Ich arbeite prozessorientiert, intuitiv und viel Bottom-up – das bedeutet: Der Weg führt vom Körper zum Kopf und nicht umgekehrt. Viele Coaching-Ansätze setzen auf mentale Strategien, sogenannte Top-down-Methoden: Wir sollen verstehen, analysieren, anders denken. Das kann sinnvoll sein – aber oft reicht es nicht.
Wenn Stress, alte Muster oder Überforderung auftauchen, geschieht das nicht im Kopf, sondern im Körper.
Ein erhöhter Puls, ein Engegefühl in der Brust, ein innerer Rückzug – das sind Zeichen des Nervensystems. Diese Reaktionen entstehen oft lange bevor wir bewusst „wissen“, was eigentlich los ist.

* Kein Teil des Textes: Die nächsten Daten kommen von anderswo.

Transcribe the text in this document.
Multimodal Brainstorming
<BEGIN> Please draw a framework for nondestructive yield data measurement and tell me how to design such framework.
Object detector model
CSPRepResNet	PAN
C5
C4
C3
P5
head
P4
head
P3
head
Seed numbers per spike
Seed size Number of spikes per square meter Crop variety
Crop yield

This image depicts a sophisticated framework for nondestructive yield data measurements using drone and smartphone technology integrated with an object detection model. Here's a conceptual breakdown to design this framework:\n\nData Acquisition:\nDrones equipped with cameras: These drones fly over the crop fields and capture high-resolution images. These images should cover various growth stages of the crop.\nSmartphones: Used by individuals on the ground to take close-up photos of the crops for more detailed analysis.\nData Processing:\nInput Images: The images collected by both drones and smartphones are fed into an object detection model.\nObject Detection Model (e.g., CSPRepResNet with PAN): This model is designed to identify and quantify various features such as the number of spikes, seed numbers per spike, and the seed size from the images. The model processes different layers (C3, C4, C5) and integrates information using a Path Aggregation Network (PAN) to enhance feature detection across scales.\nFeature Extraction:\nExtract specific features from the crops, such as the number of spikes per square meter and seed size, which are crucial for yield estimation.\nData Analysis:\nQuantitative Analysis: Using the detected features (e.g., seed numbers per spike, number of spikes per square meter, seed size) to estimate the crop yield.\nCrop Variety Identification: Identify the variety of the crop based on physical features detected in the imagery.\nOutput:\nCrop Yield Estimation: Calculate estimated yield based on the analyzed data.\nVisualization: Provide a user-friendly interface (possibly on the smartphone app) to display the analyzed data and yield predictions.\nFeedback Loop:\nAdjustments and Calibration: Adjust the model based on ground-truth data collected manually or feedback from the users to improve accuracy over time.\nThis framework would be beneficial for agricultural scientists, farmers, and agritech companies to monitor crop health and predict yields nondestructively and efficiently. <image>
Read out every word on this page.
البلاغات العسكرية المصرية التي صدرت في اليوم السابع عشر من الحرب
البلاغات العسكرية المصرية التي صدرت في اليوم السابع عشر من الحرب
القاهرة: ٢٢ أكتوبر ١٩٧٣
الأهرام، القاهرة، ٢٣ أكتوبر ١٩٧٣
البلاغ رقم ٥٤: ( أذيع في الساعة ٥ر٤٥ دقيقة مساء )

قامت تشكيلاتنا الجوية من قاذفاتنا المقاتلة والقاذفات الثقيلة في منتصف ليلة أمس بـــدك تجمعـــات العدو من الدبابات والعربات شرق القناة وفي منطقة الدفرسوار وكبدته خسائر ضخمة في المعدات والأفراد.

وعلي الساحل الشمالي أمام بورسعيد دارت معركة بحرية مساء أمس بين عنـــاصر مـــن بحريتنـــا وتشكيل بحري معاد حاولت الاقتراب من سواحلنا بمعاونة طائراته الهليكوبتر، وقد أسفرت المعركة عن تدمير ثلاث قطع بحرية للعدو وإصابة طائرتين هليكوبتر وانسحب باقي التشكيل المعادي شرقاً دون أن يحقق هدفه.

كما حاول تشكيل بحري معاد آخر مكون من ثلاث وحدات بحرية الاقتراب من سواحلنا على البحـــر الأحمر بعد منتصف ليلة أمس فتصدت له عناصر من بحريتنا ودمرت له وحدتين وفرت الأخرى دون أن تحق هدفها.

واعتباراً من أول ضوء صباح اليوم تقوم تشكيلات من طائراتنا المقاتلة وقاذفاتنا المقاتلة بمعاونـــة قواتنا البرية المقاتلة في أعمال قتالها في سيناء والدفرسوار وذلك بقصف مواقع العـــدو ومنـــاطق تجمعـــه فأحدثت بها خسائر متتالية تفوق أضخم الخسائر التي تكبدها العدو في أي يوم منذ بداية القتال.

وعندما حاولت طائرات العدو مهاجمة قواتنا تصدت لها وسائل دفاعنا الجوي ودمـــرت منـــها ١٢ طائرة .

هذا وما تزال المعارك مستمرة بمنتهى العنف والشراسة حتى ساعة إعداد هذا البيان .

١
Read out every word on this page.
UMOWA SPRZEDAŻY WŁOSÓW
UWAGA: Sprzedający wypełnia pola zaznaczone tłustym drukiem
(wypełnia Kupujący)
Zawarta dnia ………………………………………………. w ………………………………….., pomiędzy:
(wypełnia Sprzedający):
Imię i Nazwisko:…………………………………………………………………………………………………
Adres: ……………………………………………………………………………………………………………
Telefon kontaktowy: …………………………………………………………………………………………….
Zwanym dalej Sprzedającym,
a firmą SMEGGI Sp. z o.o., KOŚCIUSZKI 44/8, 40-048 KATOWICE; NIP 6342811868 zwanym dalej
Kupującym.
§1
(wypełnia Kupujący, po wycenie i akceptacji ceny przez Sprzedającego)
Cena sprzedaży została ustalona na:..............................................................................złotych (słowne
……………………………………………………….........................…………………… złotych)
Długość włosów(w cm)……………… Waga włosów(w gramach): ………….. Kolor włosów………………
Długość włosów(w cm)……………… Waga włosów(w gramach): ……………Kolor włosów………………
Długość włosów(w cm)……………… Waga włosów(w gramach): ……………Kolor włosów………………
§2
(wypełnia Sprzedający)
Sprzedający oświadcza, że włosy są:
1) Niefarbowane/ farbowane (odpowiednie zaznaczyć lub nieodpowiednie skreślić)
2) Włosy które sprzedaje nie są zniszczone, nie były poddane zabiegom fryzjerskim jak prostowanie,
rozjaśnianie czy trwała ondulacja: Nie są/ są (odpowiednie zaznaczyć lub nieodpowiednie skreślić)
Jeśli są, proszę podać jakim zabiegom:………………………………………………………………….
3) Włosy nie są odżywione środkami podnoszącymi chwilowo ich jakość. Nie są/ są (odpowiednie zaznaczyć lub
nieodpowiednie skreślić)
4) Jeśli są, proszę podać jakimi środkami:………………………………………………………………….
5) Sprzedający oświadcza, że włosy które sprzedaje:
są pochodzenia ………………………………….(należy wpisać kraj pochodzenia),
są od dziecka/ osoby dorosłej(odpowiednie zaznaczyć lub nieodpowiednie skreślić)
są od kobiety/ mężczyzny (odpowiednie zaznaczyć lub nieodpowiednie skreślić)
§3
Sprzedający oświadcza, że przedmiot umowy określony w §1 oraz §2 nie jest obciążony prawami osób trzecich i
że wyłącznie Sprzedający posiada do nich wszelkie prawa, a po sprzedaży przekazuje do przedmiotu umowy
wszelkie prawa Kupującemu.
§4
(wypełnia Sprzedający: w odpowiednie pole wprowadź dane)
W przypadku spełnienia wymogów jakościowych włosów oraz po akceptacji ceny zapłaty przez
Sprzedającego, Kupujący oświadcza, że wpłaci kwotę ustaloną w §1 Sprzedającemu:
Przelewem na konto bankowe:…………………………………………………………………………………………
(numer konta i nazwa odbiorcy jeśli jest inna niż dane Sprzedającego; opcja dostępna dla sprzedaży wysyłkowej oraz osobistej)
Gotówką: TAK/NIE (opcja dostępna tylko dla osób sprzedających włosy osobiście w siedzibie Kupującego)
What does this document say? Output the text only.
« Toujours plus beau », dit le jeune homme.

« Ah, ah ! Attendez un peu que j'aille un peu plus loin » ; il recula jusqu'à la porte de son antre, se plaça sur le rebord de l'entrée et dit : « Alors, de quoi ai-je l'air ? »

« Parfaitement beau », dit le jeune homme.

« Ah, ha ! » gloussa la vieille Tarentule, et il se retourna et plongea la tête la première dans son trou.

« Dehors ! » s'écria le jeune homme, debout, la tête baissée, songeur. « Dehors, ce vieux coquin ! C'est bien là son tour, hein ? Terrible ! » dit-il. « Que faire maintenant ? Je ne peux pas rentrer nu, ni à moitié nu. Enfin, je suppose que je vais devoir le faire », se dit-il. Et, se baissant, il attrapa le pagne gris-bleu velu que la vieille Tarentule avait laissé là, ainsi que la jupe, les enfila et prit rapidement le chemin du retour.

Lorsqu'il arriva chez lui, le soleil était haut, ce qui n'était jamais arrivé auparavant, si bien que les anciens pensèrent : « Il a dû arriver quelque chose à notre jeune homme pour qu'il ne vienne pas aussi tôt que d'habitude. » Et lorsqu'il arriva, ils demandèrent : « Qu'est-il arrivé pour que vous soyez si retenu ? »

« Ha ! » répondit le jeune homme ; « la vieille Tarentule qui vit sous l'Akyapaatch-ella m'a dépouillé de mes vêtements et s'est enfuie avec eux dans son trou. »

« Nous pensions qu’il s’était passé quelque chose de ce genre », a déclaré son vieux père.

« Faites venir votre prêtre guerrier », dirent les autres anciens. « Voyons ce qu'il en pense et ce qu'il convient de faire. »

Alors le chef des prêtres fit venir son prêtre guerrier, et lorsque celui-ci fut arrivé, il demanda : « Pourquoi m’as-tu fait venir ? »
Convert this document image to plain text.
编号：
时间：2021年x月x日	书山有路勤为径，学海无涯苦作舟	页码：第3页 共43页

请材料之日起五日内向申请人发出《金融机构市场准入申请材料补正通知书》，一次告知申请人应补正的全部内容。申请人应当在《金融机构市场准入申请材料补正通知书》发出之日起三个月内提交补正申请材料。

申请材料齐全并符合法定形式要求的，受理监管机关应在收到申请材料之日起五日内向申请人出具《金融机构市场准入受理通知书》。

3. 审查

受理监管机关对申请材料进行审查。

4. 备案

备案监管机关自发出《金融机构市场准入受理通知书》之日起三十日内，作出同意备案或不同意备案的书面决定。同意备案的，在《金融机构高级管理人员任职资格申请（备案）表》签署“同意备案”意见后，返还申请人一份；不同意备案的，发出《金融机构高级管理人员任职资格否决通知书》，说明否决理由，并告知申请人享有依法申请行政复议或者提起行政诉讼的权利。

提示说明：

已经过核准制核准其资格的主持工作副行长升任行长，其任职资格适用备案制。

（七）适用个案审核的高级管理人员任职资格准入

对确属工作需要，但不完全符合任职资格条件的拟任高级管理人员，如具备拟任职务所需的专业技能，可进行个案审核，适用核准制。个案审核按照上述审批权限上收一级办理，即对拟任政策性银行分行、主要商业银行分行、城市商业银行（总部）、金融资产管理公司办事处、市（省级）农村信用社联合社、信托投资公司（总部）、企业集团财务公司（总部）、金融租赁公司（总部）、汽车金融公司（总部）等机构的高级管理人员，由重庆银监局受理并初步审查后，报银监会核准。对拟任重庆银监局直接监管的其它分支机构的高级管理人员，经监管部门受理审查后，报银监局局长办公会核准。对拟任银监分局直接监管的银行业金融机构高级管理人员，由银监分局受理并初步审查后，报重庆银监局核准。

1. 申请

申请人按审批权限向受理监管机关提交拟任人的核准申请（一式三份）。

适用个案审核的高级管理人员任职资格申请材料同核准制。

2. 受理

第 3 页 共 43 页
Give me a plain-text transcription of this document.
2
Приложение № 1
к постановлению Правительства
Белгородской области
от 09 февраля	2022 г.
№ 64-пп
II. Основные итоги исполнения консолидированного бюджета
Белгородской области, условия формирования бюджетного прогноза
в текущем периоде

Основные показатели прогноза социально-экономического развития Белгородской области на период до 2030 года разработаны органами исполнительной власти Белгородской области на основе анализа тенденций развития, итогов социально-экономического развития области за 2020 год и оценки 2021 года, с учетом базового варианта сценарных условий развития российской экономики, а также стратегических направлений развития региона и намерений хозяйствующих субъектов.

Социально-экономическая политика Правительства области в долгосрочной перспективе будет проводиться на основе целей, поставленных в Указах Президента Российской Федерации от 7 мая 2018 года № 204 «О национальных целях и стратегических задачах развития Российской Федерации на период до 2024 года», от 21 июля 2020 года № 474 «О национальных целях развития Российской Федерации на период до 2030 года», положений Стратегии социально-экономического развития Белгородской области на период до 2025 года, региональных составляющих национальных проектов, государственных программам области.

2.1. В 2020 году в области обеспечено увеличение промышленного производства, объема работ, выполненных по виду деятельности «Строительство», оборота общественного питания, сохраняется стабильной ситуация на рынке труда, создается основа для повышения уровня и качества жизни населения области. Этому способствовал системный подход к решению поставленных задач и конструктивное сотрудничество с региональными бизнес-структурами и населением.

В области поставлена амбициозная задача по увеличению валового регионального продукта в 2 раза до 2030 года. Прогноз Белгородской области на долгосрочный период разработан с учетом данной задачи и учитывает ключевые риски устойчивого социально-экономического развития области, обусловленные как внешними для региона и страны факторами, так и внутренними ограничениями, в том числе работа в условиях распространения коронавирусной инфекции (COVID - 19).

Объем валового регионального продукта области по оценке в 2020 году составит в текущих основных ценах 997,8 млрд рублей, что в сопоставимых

Im körperorientierten Bottom-up-Coaching beginnen wir dort, wo diese Reaktionen entstehen:
Im Spüren. Im Nervensystem. Im Körper.
Gemeinsam lernen wir im geschützten Raum – ob vor Ort in Freiburg oder im Online-Coaching – bei diesen feinen Körperempfindungen zu verweilen – ohne zu überfordern. So entsteht Raum für echte Veränderung, die nicht nur gedacht, sondern verkörpert ist.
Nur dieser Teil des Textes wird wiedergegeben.